[edit]
Clustering High-dimensional Data with Ordered Weighted $\ell_1$ Regularization
Proceedings of The 26th International Conference on Artificial Intelligence and Statistics, PMLR 206:7176-7189, 2023.
Abstract
Clustering complex high-dimensional data is particularly challenging as the signal-to-noise ratio in such data is significantly lower than their classical counterparts. This is mainly because most of the features describing a data point have little to no information about the natural grouping of the data. Filtering such features is, thus, critical in harnessing meaningful information from such large-scale data. Many recent methods have attempted to find feature importance in a centroid-based clustering setting. Though empirically successful in classical low-dimensional settings, most perform poorly, especially on microarray and single-cell RNA-seq data. This paper extends the merits of weighted center-based clustering through the Ordered Weighted $\ell_1$ (OWL) norm for better feature selection.

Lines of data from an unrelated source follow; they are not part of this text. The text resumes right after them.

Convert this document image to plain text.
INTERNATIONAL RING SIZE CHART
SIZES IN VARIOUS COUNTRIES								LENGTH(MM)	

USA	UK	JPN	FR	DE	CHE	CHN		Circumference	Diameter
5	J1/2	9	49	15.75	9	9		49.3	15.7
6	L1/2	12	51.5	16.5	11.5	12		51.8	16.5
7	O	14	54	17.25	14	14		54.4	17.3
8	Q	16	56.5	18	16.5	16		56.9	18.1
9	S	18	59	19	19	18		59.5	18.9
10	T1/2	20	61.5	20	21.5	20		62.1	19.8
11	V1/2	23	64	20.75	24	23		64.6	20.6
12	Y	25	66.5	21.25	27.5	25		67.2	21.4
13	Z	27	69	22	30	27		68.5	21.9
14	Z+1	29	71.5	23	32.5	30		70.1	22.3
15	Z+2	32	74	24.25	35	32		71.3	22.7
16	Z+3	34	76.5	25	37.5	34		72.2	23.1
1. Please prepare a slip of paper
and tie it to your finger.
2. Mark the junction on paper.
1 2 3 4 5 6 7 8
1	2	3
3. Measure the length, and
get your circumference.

Appealing to the elegant properties of block coordinate-descent and Frank-Wolf algorithms, we are not only able to maintain computational efficiency but also able to outperform the state-of-the-art in high-dimensional settings. The proposal also comes with finite sample theoretical guarantees, including a rate of $\mathcal{O}\left(\sqrt{k \log p/n}\right)$, under model-sparsity, bridging the gap between theory and practice of weighted clustering.